Jika swasta? Berdasar pengalaman saya, madrasah kami tidak pernah memperoleh bantuan apapun yang terkait dengan pengembangan infrastruktur apa pun. Semuanya mulai sejak pendirian ruang kelas baru (RKB), perpustakaan, sarana dan media pembelajaran dsb. dipenuhi secara mandiri. Dana untuk ini diperoleh dari para alumni yang kepeduliannya kepada madrasah sangat tinggi. Di samping yayasan juga memiliki usaha-usaha produktif.
Ketiga, diskriminasi dalam kebijakan anggaran. Semua tahu bahwa sekolah negeri untuk biaya rutin dan operasional seperti kertas, tinta, bayar listrik telpon, dan air, langganan Koran, biaya perjalanan dinas untuk kepala sekolah, mamin (makan minum), dsb. sepenuhnya dibiayai negara. Barangkali bisa disebut, mulai sejak “yang besar” hingga urusan “tetek bengek” semua dijamin negara. Anggaran ini tentu saja tidak termasuk pendapatan mereka dari BOS. Atau sebagian mungkin masih mengenakan sumbangan dari wali murid.
Ini berbeda dengan swasta. Pendapatan lembaga swasta –misalnya madrasah kami—hanya diperoleh dari BOS untuk tingkat MI/MTs. Sementara MA hanya memperoleh anggaran BBP (Bantuan Biaya Pendidikan) dari APBD. Uang ini digunakan untuk membiayai seluruh pembiayaan pendidikan, mulai gaji guru, subsidi untuk siswa dalam bentuk buku, pakaian seragam, kegiatan ekskul dsb, termasuk juga untuk memenuhi biayai rutin dan operasional.
Dua kasus di atas (kedua dan ketiga) menjelaskan kepada kita bahwa perlakuan negara terhadap sekolah negeri-swasta benar-benar sangat timpang. Meski sama-sama menjalankan missi “mencerdaskan anak bangsa” faktanya diperlakukan berbeda.
Keempat, informasi apa pun, misalnya beasiswa S2 untuk guru, workshop untuk guru, lomba untuk siswa, dsb. seringkali tidak sampai pada sekolah-sekolah swasta. Kalau pun sampai, biasanya sama sekolah yang manut dan memiliki hubungan khusus dengan birokrasi pendidikan. Sementara bagi sekolah yang dianggap membangkang, jangan harap bisa memperolehnya.
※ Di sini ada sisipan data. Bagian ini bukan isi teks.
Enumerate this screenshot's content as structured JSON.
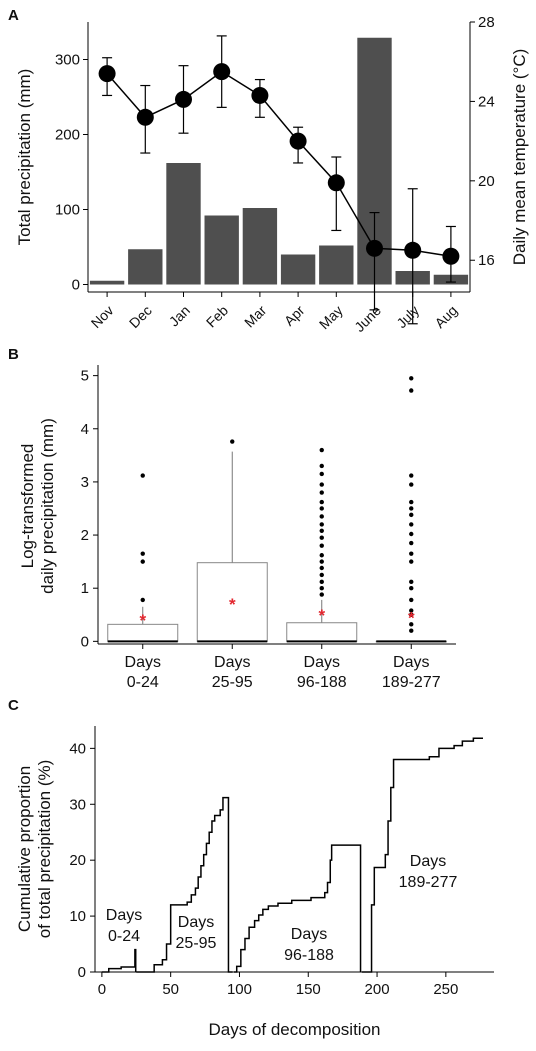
{
  "panels": {
    "a": {
      "letter": "A"
    },
    "b": {
      "letter": "B"
    },
    "c": {
      "letter": "C"
    }
  },
  "chart_data": [
    {
      "panel": "A",
      "type": "bar+line",
      "categories": [
        "Nov",
        "Dec",
        "Jan",
        "Feb",
        "Mar",
        "Apr",
        "May",
        "June",
        "July",
        "Aug"
      ],
      "bars": {
        "values": [
          5,
          47,
          162,
          92,
          102,
          40,
          52,
          329,
          18,
          13
        ],
        "color": "#4f4f4f"
      },
      "line": {
        "values": [
          25.4,
          23.2,
          24.1,
          25.5,
          24.3,
          22.0,
          19.9,
          16.6,
          16.5,
          16.2
        ],
        "err_low": [
          24.3,
          21.4,
          22.4,
          23.7,
          23.2,
          20.9,
          17.5,
          13.5,
          12.8,
          14.9
        ],
        "err_high": [
          26.2,
          24.8,
          25.8,
          27.3,
          25.1,
          22.7,
          21.2,
          18.4,
          19.6,
          17.7
        ],
        "color": "#000000"
      },
      "ylabel_left": "Total precipitation (mm)",
      "ylabel_right": "Daily mean temperature (°C)",
      "yticks_left": [
        0,
        100,
        200,
        300
      ],
      "yticks_right": [
        16,
        20,
        24,
        28
      ],
      "ylim_left": [
        -10,
        350
      ],
      "ylim_right": [
        14.4,
        28
      ]
    },
    {
      "panel": "B",
      "type": "box",
      "categories": [
        [
          "Days",
          "0-24"
        ],
        [
          "Days",
          "25-95"
        ],
        [
          "Days",
          "96-188"
        ],
        [
          "Days",
          "189-277"
        ]
      ],
      "boxes": [
        {
          "q1": 0,
          "median": 0,
          "q3": 0.32,
          "whisker_low": 0,
          "whisker_high": 0.65,
          "mean": 0.4,
          "outliers": [
            0.78,
            1.5,
            1.65,
            3.12
          ]
        },
        {
          "q1": 0,
          "median": 0,
          "q3": 1.48,
          "whisker_low": 0,
          "whisker_high": 3.57,
          "mean": 0.7,
          "outliers": [
            3.76
          ]
        },
        {
          "q1": 0,
          "median": 0,
          "q3": 0.35,
          "whisker_low": 0,
          "whisker_high": 0.78,
          "mean": 0.5,
          "outliers": [
            0.88,
            1.0,
            1.12,
            1.25,
            1.38,
            1.5,
            1.62,
            1.8,
            1.95,
            2.08,
            2.2,
            2.35,
            2.5,
            2.62,
            2.8,
            2.95,
            3.15,
            3.3,
            3.6
          ]
        },
        {
          "q1": 0,
          "median": 0,
          "q3": 0,
          "whisker_low": 0,
          "whisker_high": 0,
          "mean": 0.45,
          "outliers": [
            0.2,
            0.32,
            0.5,
            0.58,
            0.78,
            1.0,
            1.12,
            1.5,
            1.65,
            1.85,
            2.02,
            2.2,
            2.38,
            2.5,
            2.62,
            2.95,
            3.12,
            4.72,
            4.95
          ]
        }
      ],
      "ylabel_line1": "Log-transformed",
      "ylabel_line2": "daily precipitation (mm)",
      "yticks": [
        0,
        1,
        2,
        3,
        4,
        5
      ],
      "ylim": [
        -0.05,
        5.2
      ],
      "mean_marker": "*",
      "mean_color": "#e3262e"
    },
    {
      "panel": "C",
      "type": "line",
      "xlabel": "Days of decomposition",
      "ylabel_line1": "Cumulative proportion",
      "ylabel_line2": "of total precipitation (%)",
      "xticks": [
        0,
        50,
        100,
        150,
        200,
        250
      ],
      "yticks": [
        0,
        10,
        20,
        30,
        40
      ],
      "xlim": [
        -5,
        285
      ],
      "ylim": [
        0,
        44
      ],
      "series": [
        {
          "points": [
            [
              0,
              0
            ],
            [
              5,
              0
            ],
            [
              5,
              0.6
            ],
            [
              14,
              0.6
            ],
            [
              14,
              0.9
            ],
            [
              24,
              0.9
            ],
            [
              24,
              4
            ],
            [
              24.6,
              4
            ],
            [
              24.6,
              0
            ]
          ]
        },
        {
          "points": [
            [
              25,
              0
            ],
            [
              38,
              0
            ],
            [
              38,
              1.3
            ],
            [
              44,
              1.3
            ],
            [
              44,
              2.2
            ],
            [
              47,
              2.2
            ],
            [
              47,
              5
            ],
            [
              50,
              5
            ],
            [
              50,
              12
            ],
            [
              62,
              12
            ],
            [
              62,
              12.5
            ],
            [
              65,
              12.5
            ],
            [
              65,
              13.8
            ],
            [
              68,
              13.8
            ],
            [
              68,
              15
            ],
            [
              70,
              15
            ],
            [
              70,
              17
            ],
            [
              72,
              17
            ],
            [
              72,
              19
            ],
            [
              74,
              19
            ],
            [
              74,
              21
            ],
            [
              76,
              21
            ],
            [
              76,
              23
            ],
            [
              78,
              23
            ],
            [
              78,
              25
            ],
            [
              80,
              25
            ],
            [
              80,
              27
            ],
            [
              82,
              27
            ],
            [
              82,
              28
            ],
            [
              86,
              28
            ],
            [
              86,
              29
            ],
            [
              88,
              29
            ],
            [
              88,
              31.2
            ],
            [
              92,
              31.2
            ],
            [
              92,
              0
            ],
            [
              95,
              0
            ]
          ]
        },
        {
          "points": [
            [
              96,
              0
            ],
            [
              98,
              0
            ],
            [
              98,
              1
            ],
            [
              101,
              1
            ],
            [
              101,
              4
            ],
            [
              104,
              4
            ],
            [
              104,
              6
            ],
            [
              107,
              6
            ],
            [
              107,
              8
            ],
            [
              111,
              8
            ],
            [
              111,
              9.2
            ],
            [
              114,
              9.2
            ],
            [
              114,
              10.2
            ],
            [
              117,
              10.2
            ],
            [
              117,
              11.2
            ],
            [
              121,
              11.2
            ],
            [
              121,
              11.8
            ],
            [
              128,
              11.8
            ],
            [
              128,
              12.3
            ],
            [
              138,
              12.3
            ],
            [
              138,
              12.8
            ],
            [
              152,
              12.8
            ],
            [
              152,
              13.3
            ],
            [
              162,
              13.3
            ],
            [
              162,
              14.2
            ],
            [
              164,
              14.2
            ],
            [
              164,
              16
            ],
            [
              166,
              16
            ],
            [
              166,
              20
            ],
            [
              167,
              20
            ],
            [
              167,
              22.7
            ],
            [
              188,
              22.7
            ],
            [
              188,
              0
            ]
          ]
        },
        {
          "points": [
            [
              189,
              0
            ],
            [
              196,
              0
            ],
            [
              196,
              12
            ],
            [
              198,
              12
            ],
            [
              198,
              18.7
            ],
            [
              206,
              18.7
            ],
            [
              206,
              21
            ],
            [
              208,
              21
            ],
            [
              208,
              27
            ],
            [
              210,
              27
            ],
            [
              210,
              33
            ],
            [
              212,
              33
            ],
            [
              212,
              38
            ],
            [
              238,
              38
            ],
            [
              238,
              38.5
            ],
            [
              245,
              38.5
            ],
            [
              245,
              40
            ],
            [
              256,
              40
            ],
            [
              256,
              40.5
            ],
            [
              262,
              40.5
            ],
            [
              262,
              41.3
            ],
            [
              270,
              41.3
            ],
            [
              270,
              41.8
            ],
            [
              277,
              41.8
            ]
          ]
        }
      ],
      "annotations": [
        {
          "text": [
            "Days",
            "0-24"
          ]
        },
        {
          "text": [
            "Days",
            "25-95"
          ]
        },
        {
          "text": [
            "Days",
            "96-188"
          ]
        },
        {
          "text": [
            "Days",
            "189-277"
          ]
        }
      ]
    }
  ]
}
Sering di madrasah kami memperoleh informasi tentang banyak hal justru dari madrasah lain yang tahu lebih dulu.
Kelima, jika memperoleh bantuan dari negara, seolah itu bantuan dan budi baik dari birokrasi pendidikan. Pada hal itu adalah hak semua lembaga yang dijamin undang-undang. Bahkan dalam kasus tunjangan sertifikasi pun, seringkali terselip omongan, seolah tunjangan itu hasil kerja, bantuan, dan budi baik mereka. Terus terang, secara pribadi saya kadang risih menerimanya. Di mata birokrasi pendidikan, guru swasta dianggap sebelah mata.
Saya berharap negara serius menghapus diskriminasi ini. Dan kepada kawan-kawan guru, mari kita berteriak ketika diskriminasi itu ada. Control itu penting. Salam anti diskriminasi.